Motorsport
Associated Press

Monaco GP: Liam Lawson equals career-best finish

6:43am
Mercedes driver Andrea Kimi Antonelli, of Italy, celebrates on the podium after winning the Formula One Monaco Grand Prix race at the Monaco racetrack.

Kimi Antonelli is writing his place in Formula 1 history at record speed.

"You're catching me up," Lewis Hamilton, who has the most wins in history with 105, told Antonelli after the 19-year-old Italian beat him in a bizarre and much-delayed Monaco Grand Prix on Sunday.

Antonelli replaced Hamilton at Mercedes last year, and only won his first race in March. He now has five wins in a row and a vast lead of 66 points over Hamilton.

Antonelli said he needed to find his focus again but stayed cool when the race was stopped and briefly seemed set to be abandoned before a restart. All that on a tight, twisty circuit threaded between metal barriers where any slip brings a crash.

Meanwhile, Racing Bulls driver Liam Lawson has equalled his career-best on the course, finishing fifth in the dramatic race.

Liam Lawson of New Zealand driving the (30) Visa Cash App Racing Bulls VCARB 03 RB Ford on track during the F1 Grand Prix of Monaco.

After starting tenth, the 24-year-old's team-mate Arvid Lindblad finished just behind him after starting 15th on the grid.

"For us it's a good result, it feels really good especially where we started the weekend and obviously where we started the race as well," Lawson told Sky.

An uncertain restart

Antonelli was on course for victory with 10 laps remaining when the race was red-flagged after parts of the asphalt broke away and two cars crashed in quick succession, one of them Charles Leclerc in third place.

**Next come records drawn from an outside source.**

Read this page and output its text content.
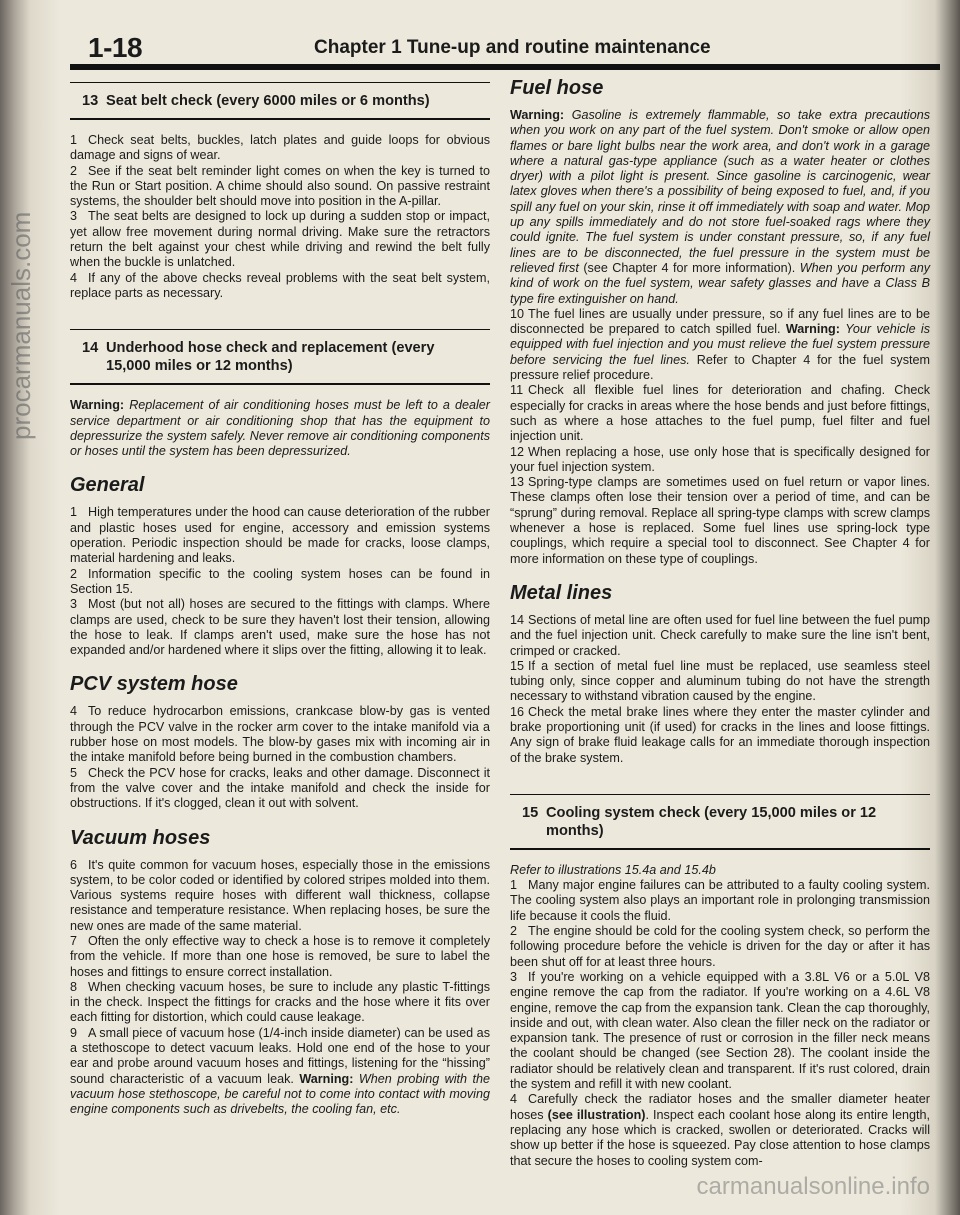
1-18	Chapter 1 Tune-up and routine maintenance
13 Seat belt check (every 6000 miles or 6 months)

1 Check seat belts, buckles, latch plates and guide loops for obvious damage and signs of wear.

2 See if the seat belt reminder light comes on when the key is turned to the Run or Start position. A chime should also sound. On passive restraint systems, the shoulder belt should move into position in the A-pillar.

3 The seat belts are designed to lock up during a sudden stop or impact, yet allow free movement during normal driving. Make sure the retractors return the belt against your chest while driving and rewind the belt fully when the buckle is unlatched.

4 If any of the above checks reveal problems with the seat belt system, replace parts as necessary.

14 Underhood hose check and replacement (every 15,000 miles or 12 months)

Warning: Replacement of air conditioning hoses must be left to a dealer service department or air conditioning shop that has the equipment to depressurize the system safely. Never remove air conditioning components or hoses until the system has been depressurized.

General

1 High temperatures under the hood can cause deterioration of the rubber and plastic hoses used for engine, accessory and emission systems operation. Periodic inspection should be made for cracks, loose clamps, material hardening and leaks.

2 Information specific to the cooling system hoses can be found in Section 15.

3 Most (but not all) hoses are secured to the fittings with clamps. Where clamps are used, check to be sure they haven't lost their tension, allowing the hose to leak. If clamps aren't used, make sure the hose has not expanded and/or hardened where it slips over the fitting, allowing it to leak.

PCV system hose

4 To reduce hydrocarbon emissions, crankcase blow-by gas is vented through the PCV valve in the rocker arm cover to the intake manifold via a rubber hose on most models. The blow-by gases mix with incoming air in the intake manifold before being burned in the combustion chambers.

5 Check the PCV hose for cracks, leaks and other damage. Disconnect it from the valve cover and the intake manifold and check the inside for obstructions. If it's clogged, clean it out with solvent.

Vacuum hoses

6 It's quite common for vacuum hoses, especially those in the emissions system, to be color coded or identified by colored stripes molded into them. Various systems require hoses with different wall thickness, collapse resistance and temperature resistance. When replacing hoses, be sure the new ones are made of the same material.

7 Often the only effective way to check a hose is to remove it completely from the vehicle. If more than one hose is removed, be sure to label the hoses and fittings to ensure correct installation.

8 When checking vacuum hoses, be sure to include any plastic T-fittings in the check. Inspect the fittings for cracks and the hose where it fits over each fitting for distortion, which could cause leakage.

9 A small piece of vacuum hose (1/4-inch inside diameter) can be used as a stethoscope to detect vacuum leaks. Hold one end of the hose to your ear and probe around vacuum hoses and fittings, listening for the “hissing” sound characteristic of a vacuum leak. Warning: When probing with the vacuum hose stethoscope, be careful not to come into contact with moving engine components such as drivebelts, the cooling fan, etc.

Fuel hose

Warning: Gasoline is extremely flammable, so take extra precautions when you work on any part of the fuel system. Don't smoke or allow open flames or bare light bulbs near the work area, and don't work in a garage where a natural gas-type appliance (such as a water heater or clothes dryer) with a pilot light is present. Since gasoline is carcinogenic, wear latex gloves when there's a possibility of being exposed to fuel, and, if you spill any fuel on your skin, rinse it off immediately with soap and water. Mop up any spills immediately and do not store fuel-soaked rags where they could ignite. The fuel system is under constant pressure, so, if any fuel lines are to be disconnected, the fuel pressure in the system must be relieved first (see Chapter 4 for more information). When you perform any kind of work on the fuel system, wear safety glasses and have a Class B type fire extinguisher on hand.

10 The fuel lines are usually under pressure, so if any fuel lines are to be disconnected be prepared to catch spilled fuel. Warning: Your vehicle is equipped with fuel injection and you must relieve the fuel system pressure before servicing the fuel lines. Refer to Chapter 4 for the fuel system pressure relief procedure.

11 Check all flexible fuel lines for deterioration and chafing. Check especially for cracks in areas where the hose bends and just before fittings, such as where a hose attaches to the fuel pump, fuel filter and fuel injection unit.

12 When replacing a hose, use only hose that is specifically designed for your fuel injection system.

13 Spring-type clamps are sometimes used on fuel return or vapor lines. These clamps often lose their tension over a period of time, and can be “sprung” during removal. Replace all spring-type clamps with screw clamps whenever a hose is replaced. Some fuel lines use spring-lock type couplings, which require a special tool to disconnect. See Chapter 4 for more information on these type of couplings.

Metal lines

14 Sections of metal line are often used for fuel line between the fuel pump and the fuel injection unit. Check carefully to make sure the line isn't bent, crimped or cracked.

15 If a section of metal fuel line must be replaced, use seamless steel tubing only, since copper and aluminum tubing do not have the strength necessary to withstand vibration caused by the engine.

16 Check the metal brake lines where they enter the master cylinder and brake proportioning unit (if used) for cracks in the lines and loose fittings. Any sign of brake fluid leakage calls for an immediate thorough inspection of the brake system.

15 Cooling system check (every 15,000 miles or 12 months)

Refer to illustrations 15.4a and 15.4b

1 Many major engine failures can be attributed to a faulty cooling system. The cooling system also plays an important role in prolonging transmission life because it cools the fluid.

2 The engine should be cold for the cooling system check, so perform the following procedure before the vehicle is driven for the day or after it has been shut off for at least three hours.

3 If you're working on a vehicle equipped with a 3.8L V6 or a 5.0L V8 engine remove the cap from the radiator. If you're working on a 4.6L V8 engine, remove the cap from the expansion tank. Clean the cap thoroughly, inside and out, with clean water. Also clean the filler neck on the radiator or expansion tank. The presence of rust or corrosion in the filler neck means the coolant should be changed (see Section 28). The coolant inside the radiator should be relatively clean and transparent. If it's rust colored, drain the system and refill it with new coolant.

4 Carefully check the radiator hoses and the smaller diameter heater hoses (see illustration). Inspect each coolant hose along its entire length, replacing any hose which is cracked, swollen or deteriorated. Cracks will show up better if the hose is squeezed. Pay close attention to hose clamps that secure the hoses to cooling system com-

procarmanuals.com
carmanualsonline.info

After a long delay, officials said the race would be resumed from a standing start. When that happened, Antonelli took control again to become the youngest F1 winner in Monaco, and was never in real danger of being overtaken.

"Thank you so much guys, the car was a beast today," he told the Mercedes team.

Hamilton was second as a raft of penalties and investigations meant other positions weren't immediately clear. Isack Hadjar was on the podium in third for Red Bull after battling engine problems but was one of those under investigation.

Antonelli’s Mercedes teammate George Russell missed the points for the second race running, dropping out of the top 10 with a penalty. That followed an engine failure while battling Antonelli for the lead of last month’s Canadian Grand Prix.

Russell said Thursday the title was Antonelli's “to lose.” Now it certainly seems that way.

Max Verstappen started second for Red Bull but lost power at the start and dropped to the back before retiring the car at the end of the first lap. Like many F1 drivers, the four-time champion lives in Monaco and suggested he’d watch the rest of the race from home.

Confusion continues after the finish

The track damage put a decidedly un-glamorous twist on one of F1’s most prestigious races as drivers waited in the pit lane, officials gazed at the damaged asphalt and a road-sweeping machine inched along the circuit clearing away loose stones. Antonelli admitted he'd been hoping the race wouldn't be restarted at all.

There was more confusion as numerous drivers received time penalties or were under investigation, meaning the final standings remained uncertain.

Hadjar was facing an investigation after the race for a potential breach of red-flag rules. That raised the possibility that McLaren’s Oscar Piastri could be promoted from fifth on track to third Sunday evening, ahead of Hadjar and Gasly.

Russell had been second in the standings before the race — the position is Hamilton's now. Russell ended the day in 13th after a hefty penalty for failing to serve an earlier penalty properly. He said he didn't understand what happened.

Sergio Perez crossed the line 10th, which would earn new team Cadillac its first F1 point, but he too was facing an investigation over a possible false start at the restart.